In this week's Match magazine, the Sheffield Wednesday winger is pictured standing in the germ-free, clutter-free, oddly food-free kitchen of his large new executive home. Below the picture are his reported words: "Burgers and bangers on the barbecue I might be able to manage, but you won't catch me in here too often."
Meanwhile, over the page, Stig Inge Bjrnebye of Liverpool - or as he is known in the stands at Old Trafford, Stig of the Dump - is pictured in his similarly spotless large new executive home. Clearly something has been lost in the translation of some of the questions the Norwegian full-back has been asked: "Do you find the Liverpool sense of humour really funny?" is one. "Definitely," is the answer. "All we do in training is joke about with each other, and someone's always getting picked on."

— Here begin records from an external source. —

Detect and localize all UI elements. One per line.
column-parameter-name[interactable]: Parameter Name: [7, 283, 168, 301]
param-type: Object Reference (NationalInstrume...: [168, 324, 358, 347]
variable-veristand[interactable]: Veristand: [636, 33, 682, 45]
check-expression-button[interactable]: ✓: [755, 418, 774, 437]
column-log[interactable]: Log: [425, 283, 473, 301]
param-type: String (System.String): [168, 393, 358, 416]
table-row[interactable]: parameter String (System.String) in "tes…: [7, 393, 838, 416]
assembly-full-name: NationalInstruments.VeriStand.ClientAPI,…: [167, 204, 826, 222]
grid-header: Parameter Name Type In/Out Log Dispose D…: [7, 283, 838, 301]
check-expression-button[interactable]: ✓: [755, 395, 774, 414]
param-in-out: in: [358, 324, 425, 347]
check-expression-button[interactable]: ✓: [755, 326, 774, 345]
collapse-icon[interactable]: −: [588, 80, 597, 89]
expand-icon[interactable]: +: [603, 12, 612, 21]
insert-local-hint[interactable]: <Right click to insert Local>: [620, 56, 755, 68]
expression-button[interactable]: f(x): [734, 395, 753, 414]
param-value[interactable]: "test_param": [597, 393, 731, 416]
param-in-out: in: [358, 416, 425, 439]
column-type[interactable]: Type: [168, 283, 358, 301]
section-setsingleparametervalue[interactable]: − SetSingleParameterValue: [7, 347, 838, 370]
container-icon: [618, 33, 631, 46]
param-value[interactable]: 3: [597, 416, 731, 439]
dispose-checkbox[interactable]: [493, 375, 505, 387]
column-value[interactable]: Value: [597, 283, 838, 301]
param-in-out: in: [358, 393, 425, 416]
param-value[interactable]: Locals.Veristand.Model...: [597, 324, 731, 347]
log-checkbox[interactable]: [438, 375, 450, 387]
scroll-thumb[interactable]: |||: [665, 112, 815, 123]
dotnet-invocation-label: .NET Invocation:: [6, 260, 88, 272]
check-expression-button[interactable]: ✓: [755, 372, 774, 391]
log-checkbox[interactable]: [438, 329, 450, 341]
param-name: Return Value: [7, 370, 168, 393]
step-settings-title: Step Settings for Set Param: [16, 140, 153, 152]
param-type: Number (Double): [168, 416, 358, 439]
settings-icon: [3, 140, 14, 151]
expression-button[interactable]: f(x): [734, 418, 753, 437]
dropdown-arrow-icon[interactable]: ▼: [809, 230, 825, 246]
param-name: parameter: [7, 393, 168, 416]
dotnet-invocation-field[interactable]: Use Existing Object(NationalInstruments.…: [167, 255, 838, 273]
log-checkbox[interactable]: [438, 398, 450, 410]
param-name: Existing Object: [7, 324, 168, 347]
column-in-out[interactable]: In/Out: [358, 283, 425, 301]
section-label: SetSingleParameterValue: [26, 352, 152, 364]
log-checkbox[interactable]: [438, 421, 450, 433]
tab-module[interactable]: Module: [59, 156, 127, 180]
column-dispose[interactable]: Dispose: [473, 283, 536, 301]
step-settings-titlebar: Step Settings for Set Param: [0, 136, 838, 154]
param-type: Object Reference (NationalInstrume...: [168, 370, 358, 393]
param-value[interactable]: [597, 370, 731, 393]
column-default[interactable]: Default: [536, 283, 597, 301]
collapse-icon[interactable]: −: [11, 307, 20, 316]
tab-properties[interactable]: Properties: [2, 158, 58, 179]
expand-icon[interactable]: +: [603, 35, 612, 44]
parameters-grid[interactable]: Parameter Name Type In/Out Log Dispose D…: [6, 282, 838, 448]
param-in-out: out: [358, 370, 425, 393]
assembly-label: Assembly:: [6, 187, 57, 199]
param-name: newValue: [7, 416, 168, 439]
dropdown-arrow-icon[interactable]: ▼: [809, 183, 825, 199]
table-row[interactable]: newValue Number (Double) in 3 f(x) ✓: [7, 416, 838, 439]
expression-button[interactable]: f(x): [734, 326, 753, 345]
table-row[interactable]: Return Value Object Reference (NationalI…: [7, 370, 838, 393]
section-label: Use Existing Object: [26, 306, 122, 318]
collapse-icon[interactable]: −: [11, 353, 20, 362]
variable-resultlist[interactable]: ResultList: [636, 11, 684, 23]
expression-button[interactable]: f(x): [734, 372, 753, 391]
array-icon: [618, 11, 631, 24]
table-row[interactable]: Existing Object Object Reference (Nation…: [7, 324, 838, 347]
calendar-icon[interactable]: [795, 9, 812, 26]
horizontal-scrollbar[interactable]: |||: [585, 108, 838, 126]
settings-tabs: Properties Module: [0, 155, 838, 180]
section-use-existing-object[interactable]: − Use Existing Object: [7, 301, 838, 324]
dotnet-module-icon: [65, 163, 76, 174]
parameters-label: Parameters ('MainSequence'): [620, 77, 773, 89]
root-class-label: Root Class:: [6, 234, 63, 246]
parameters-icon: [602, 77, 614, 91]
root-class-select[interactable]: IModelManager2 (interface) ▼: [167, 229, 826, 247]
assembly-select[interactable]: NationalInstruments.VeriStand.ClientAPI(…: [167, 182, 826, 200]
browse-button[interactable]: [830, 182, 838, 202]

Recently football, graceless and grumbling, has moved from the back pages of the newspapers to the front. Since the scandal seams of the Royal Family, Hollywood and pop stars have been mined close to exhaustion, football has taken their place.
Any scandal will do: dull, suburban philandering; recreational drugs; brown envelopes; kung-fu fighting; taxi interior re-design. And it doesn't matter how uninspiring the scandal or how insignificant the perpetrator. As long as it is a footballer, should he trangress then he will find himself spread across the front page of the News of the World. David Seaman, the Arsenal goalkeeper, has been so exposed. That's how little charisma matters.
To the corporate mind, if football is assumed to sell newspapers, so it follows that it must sell magazines. Over the last few years, a whole plethora of new publications dedicated to the subject have bloomed on newsagents shelves. Most of them (except, for obvious reasons, Liverpool Reds) seem to sell by including the words Manchester and United on their cover every edition. Which may be why Manchester United Magazine sells over 100,000 copies a month.
These magazines, however, have a different sales pitch to the newspapers. It is an upbeat agenda they promote, as antiseptically clear of sleaze and crud as Mrs Sinton's work surfaces. In this orbit, everyone wins trophies and no one loses their rag. Welcome to the Hello world of football.
Match is the UK's highest-selling football magazine. According to Barry Venison - pictured this week reading a back issue while sporting knitwear even Noel Edmonds would consider ill-advised - it sells 185,000 copies (although there may be a significant drop as this week's Gratuitous Ryan Giggs Picture Count stands at a meagre four).
Match clearly prides itself on its light-hearted approach to the game. Like those shots of celebs in Sunday supplements, each week it includes a spread of pictures of its readers' heroes, with allegedly humorous captions. One snap this week is of a player being massaged on the physio's table, complete with the rupture-inducing gag-line: "A Wimbledon youngster having his artificial leg attached prior to the FA Youth Cup semi-final."
And if you think that's about as funny as Little and Large, check out the latest Football Monthly (Gratuitous Ryan Giggs Picture Count: one). Here the reader is confronted by a picture of Vinnie Jones holding a shotgun, captioned: "Well, Vinnie Jones always did want to be a big shot."
More telling, perhaps, is the snap in Four Four Two magazine (GRGPC: two). This features several Manchester United players flourishing their personalised car number-plates. There's Giggsy with G1GSY, Andy Cole with 9 AC, and Peter Schmeichel with 45 PS (not pictured: P45, belonging to David May). The caption, hinting at a more newspapery view of the game, suggests that some Premiership squads do not have such a pressing need for personalised plates, since so many of their number are disqualified from driving.
As if to underline the clean and tidy footie world of the mags, however, no fewer than three of the most recent editions carry interviews with Gary Lineker, generally referred to as Mr Nice Guy. In Match, Sheffield Wednesday's Mark Bright (or to give him his full Match byline, Brighty) asks the great Radio Five Live anchorman several questions he must have thought hard about before answering.
For example: "What would you say you most miss about playing football?" Answer: "The one thing that's irreplaceable is the buzz of scoring, the moment of elation." And: "Why didn't you ever contemplate going into management?" Answer: "Even the most successful managers tend to be a bit miserable."
By an odd coincidence, Lineker is asked whether he would like to be a manager in Four Four Two. Answer: "Alex Ferguson's probably the most successful manager in the country and does he look happy?" Also, he is asked what he misses most about playing the game. Answer: "I miss the buzz of scoring. That's irreplaceable."
It is left to Total Sport (GRGPC: two) to put to Graham Taylor's No 1 fan the really testing inquiry: "Do you do the Lottery?" To which the reply is: "No. Good question though. One I've never been asked before. Congratulations." Gary Lineker in sarcastic quip shock. The News of the World could make hay with that one.